Instead, not only did it not improve, but the narrative itself got more and more heavy-handed with it. Turns out Dead Beat (book 7 of like..... a projected 20???) is still the series high point for me. After the latest 3 releases were mega disappointing I've basically given up, though I still reread books 4-8 from time to time and dream about what could have been ;O;
(Karrin!!!! <3) Admittedly I'm a huge fan of Dresden Files, but I still have all those problems you have with it, Clause! It irks on me. So much. But the saaaaaassss. And Molly. And MURPHY. PICK UP THE SWORD MURPHY IT'S YOUR DESTINY. (It helps my RL name is Karen). Oh, crap sorry guys x-x I'm so used to talking to people who don't read much I assumed no-one had read the series. If I had known I would have been less RAW like I don't want to insult anyones tastes. >>; I just...I hate all the casual sexist crap so damn much man and I know a lot of people say its the character whos sexist and creepy but I've read other crap by Butcher and it's basically the same >> even when it's from a female pov. varethane wrote: (also maybe if the winter knight arc had been less revolting)

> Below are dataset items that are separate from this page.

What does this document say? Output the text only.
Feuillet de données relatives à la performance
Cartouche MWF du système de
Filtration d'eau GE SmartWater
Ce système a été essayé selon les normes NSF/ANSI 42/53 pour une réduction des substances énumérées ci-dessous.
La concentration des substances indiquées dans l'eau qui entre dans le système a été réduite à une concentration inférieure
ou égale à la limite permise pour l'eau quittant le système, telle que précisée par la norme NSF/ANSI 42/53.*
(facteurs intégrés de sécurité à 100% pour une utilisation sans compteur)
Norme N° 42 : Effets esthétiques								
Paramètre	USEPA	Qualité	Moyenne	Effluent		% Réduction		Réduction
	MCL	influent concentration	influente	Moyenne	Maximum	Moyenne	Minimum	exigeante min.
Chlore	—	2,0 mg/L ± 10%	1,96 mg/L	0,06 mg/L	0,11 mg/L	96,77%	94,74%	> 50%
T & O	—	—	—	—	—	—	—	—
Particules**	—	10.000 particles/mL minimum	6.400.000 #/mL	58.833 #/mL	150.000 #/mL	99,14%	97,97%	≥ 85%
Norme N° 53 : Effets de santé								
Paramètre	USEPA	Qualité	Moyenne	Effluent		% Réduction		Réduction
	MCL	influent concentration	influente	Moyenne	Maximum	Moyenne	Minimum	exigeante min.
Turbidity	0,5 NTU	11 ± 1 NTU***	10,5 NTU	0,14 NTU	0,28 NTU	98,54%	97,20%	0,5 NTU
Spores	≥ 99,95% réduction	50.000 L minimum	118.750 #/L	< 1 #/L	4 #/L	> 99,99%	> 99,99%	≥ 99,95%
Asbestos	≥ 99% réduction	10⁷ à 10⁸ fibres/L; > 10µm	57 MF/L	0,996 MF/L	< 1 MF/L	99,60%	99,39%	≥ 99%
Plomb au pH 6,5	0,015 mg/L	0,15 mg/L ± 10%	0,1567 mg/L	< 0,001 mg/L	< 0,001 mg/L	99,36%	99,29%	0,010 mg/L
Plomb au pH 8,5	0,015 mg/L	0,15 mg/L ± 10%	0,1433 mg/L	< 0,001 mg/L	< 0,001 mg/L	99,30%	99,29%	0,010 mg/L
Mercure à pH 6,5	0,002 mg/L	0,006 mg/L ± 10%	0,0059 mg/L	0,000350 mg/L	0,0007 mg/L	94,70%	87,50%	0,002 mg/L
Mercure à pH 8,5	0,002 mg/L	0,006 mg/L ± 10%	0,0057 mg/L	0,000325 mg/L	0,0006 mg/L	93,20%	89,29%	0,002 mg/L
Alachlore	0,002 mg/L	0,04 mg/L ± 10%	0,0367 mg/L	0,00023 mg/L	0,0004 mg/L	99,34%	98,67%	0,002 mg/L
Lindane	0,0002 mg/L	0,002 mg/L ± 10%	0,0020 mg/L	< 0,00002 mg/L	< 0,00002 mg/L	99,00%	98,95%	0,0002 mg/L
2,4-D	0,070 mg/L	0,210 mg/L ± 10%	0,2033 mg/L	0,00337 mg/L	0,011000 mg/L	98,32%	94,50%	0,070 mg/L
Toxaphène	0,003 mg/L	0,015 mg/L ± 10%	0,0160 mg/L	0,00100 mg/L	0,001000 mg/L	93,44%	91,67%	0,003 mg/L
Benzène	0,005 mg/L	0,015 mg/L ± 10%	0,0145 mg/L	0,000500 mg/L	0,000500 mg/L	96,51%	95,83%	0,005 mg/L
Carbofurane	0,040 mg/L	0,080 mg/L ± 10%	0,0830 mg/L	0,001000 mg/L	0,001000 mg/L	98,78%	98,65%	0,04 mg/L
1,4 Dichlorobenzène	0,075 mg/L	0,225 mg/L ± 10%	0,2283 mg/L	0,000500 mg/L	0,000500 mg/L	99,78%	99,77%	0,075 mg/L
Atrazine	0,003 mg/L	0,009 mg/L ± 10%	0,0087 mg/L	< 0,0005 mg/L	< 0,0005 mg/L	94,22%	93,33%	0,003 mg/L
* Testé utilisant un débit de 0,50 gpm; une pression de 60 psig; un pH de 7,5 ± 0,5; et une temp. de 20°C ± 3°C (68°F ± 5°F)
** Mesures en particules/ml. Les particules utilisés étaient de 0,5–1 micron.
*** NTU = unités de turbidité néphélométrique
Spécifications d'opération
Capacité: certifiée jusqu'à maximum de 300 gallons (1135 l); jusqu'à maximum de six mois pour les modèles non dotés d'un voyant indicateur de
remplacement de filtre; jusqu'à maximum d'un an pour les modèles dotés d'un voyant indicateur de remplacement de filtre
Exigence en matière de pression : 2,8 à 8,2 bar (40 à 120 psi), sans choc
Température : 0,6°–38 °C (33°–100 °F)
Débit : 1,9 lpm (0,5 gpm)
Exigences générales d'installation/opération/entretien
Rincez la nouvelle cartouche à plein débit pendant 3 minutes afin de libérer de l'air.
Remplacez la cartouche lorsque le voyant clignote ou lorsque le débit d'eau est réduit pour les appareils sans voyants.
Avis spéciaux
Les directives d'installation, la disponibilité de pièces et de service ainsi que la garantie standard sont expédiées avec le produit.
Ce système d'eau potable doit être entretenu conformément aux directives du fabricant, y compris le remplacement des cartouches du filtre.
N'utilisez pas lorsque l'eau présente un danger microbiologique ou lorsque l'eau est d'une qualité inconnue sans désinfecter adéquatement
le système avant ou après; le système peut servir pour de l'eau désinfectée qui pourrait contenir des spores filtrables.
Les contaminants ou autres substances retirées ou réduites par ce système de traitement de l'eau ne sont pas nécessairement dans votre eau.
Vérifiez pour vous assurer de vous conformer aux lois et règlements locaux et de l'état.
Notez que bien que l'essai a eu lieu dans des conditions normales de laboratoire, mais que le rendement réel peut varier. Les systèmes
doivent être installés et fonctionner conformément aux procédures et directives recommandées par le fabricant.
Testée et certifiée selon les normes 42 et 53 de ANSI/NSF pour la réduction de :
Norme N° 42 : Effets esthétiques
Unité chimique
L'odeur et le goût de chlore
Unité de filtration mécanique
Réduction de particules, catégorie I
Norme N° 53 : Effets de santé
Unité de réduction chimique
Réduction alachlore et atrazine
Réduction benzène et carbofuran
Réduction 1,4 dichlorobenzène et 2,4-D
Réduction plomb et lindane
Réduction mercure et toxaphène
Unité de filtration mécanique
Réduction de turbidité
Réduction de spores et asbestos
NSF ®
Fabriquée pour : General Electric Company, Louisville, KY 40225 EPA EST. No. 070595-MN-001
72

I never got for enough in the series but the stories I heard. Oh dear god, I have so so SO MANY problems with the use of rape being some supernatural urge. It feeds into an amazingly harmful 'men can't help themselves' bullshit. Which is why I hate the idea of the white court so much. Stop. Then you have the winter knight and I just wanna cartwheel to hell. Shit dammit I'm ranting again sorry x-x as u can see I have a bit of a mania for crap like this.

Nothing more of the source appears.